Fikri Jufri

Fikri Jufri
Dahlan Iskan. Foto/ilustrasi: Ricardo/JPNN.com

Tempat magang saya di TEMPO berada di sosoran belakang. Emperan lantai atas. Di situlah para wartawan TEMPO bekerja. Di meja-meja yang di atasnya terlihat mesin tik -lupa mereknya.

Baca Juga:

Saya boleh belajar mengetik berita di meja mana saja yang kosong. Kemarin saya ingat-ingat siapa saja wartawan yang bekerja di situ.

Setiap yang saya ingat sudah meninggal dunia. Mungkin tinggal Syahril Wahab yang masih hidup -sudah lama dia berhenti dari TEMPO.

Para redaktur TEMPO bekerja di satu ruang berpintu di sebelah sosoran itu.

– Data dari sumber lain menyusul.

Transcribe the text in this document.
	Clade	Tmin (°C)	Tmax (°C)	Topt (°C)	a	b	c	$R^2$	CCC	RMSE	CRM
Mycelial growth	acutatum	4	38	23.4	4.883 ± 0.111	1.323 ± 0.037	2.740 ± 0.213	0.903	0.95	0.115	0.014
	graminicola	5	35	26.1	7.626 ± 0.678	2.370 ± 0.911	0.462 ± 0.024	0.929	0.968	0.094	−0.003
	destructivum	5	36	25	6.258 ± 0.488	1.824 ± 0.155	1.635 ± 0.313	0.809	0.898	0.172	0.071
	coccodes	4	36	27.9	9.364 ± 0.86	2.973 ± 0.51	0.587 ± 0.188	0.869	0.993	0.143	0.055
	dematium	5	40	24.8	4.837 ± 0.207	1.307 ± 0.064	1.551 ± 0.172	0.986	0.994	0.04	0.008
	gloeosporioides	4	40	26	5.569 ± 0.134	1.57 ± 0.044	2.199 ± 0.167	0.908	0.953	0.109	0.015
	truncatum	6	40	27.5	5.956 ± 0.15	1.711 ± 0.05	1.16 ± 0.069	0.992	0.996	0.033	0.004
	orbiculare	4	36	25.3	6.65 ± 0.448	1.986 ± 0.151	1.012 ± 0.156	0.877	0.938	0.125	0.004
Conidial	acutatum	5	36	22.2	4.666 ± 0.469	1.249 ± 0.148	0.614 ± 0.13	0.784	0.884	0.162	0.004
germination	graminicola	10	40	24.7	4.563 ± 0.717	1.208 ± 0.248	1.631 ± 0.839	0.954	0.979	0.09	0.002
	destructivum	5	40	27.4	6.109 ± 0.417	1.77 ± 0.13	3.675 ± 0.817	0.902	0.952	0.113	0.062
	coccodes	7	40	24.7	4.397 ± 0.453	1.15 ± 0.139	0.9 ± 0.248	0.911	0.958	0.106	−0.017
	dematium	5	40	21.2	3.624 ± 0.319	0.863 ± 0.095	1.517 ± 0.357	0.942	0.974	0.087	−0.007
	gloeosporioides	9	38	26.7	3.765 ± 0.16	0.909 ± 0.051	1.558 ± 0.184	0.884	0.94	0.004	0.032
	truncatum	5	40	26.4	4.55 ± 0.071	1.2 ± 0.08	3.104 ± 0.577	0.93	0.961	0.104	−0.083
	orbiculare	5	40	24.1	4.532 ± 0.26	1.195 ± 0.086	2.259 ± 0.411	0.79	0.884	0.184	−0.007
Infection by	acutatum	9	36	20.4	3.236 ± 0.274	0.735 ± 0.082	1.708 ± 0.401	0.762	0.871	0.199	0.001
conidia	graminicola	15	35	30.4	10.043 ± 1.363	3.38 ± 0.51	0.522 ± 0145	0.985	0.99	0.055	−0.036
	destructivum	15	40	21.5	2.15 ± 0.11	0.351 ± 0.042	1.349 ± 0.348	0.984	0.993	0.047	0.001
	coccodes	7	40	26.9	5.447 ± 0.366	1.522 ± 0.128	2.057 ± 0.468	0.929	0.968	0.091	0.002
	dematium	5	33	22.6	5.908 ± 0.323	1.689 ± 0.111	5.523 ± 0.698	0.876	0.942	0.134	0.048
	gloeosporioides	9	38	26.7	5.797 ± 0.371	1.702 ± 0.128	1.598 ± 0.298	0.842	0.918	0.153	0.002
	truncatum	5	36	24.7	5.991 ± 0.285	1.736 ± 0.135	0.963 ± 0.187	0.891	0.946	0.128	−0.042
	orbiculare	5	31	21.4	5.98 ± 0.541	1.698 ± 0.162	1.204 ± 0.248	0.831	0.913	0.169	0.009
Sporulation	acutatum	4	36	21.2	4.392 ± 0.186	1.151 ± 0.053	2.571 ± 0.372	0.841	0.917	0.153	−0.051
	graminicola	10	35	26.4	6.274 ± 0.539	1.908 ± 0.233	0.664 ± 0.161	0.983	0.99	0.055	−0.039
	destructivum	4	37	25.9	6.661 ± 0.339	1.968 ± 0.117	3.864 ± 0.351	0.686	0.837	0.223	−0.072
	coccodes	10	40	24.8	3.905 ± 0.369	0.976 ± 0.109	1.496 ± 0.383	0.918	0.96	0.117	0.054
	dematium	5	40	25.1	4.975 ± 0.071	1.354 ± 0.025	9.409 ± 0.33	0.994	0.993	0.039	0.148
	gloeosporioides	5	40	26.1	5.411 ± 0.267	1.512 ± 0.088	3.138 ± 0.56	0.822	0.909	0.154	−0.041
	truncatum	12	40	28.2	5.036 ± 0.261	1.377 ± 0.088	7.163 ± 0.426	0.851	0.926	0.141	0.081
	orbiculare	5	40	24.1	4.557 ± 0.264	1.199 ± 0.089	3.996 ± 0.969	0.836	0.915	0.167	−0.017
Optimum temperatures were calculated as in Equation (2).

Selama tiga bulan magang di TEMPO rasanya saya hanya sekali masuk ke ruang itu. Itu pun karena dipanggil seorang redaktur. Gara-garanya: tulisan saya yang tidak lengkap. Saya lupa mencatat keterangan sumber berita yang saya wawancara: dia lulusan universitas apa. Saya hanya menyebutkan Amerika.

Saya akan ingat nama redaktur itu seumur hidup: Zen Umar Purba. Dia bantu saya agar saya ingat. Sampai dia menyebut banyak nama universitas terkemuka di Amerika. Tetapi saya tetap tidak ingat yang mana.

Saya harus kembali ke sumber berita tersebut. Naik bus kota. Ganti dua kali. Hanya untuk bertanya nama universitas. Belum ada HP saat itu. Juga belum lazim menghubungi sumber berita lewat telepon.

Selama magang itu saya hanya kenal nama-nama para redaktur TEMPO lewat nama besarnya di majalah. Saya tidak berani memperkenalkan diri kepada mereka. Saya merasa mereka itu para dewa.

Sudah sekitar 10 tahun terakhir Fikri Jufri tidak bisa ikut Rapat Umum Pemegang Saham (RUPS) PT Jawa Pos. Kesehatannya terus menurun. Kemarin dia meninggal.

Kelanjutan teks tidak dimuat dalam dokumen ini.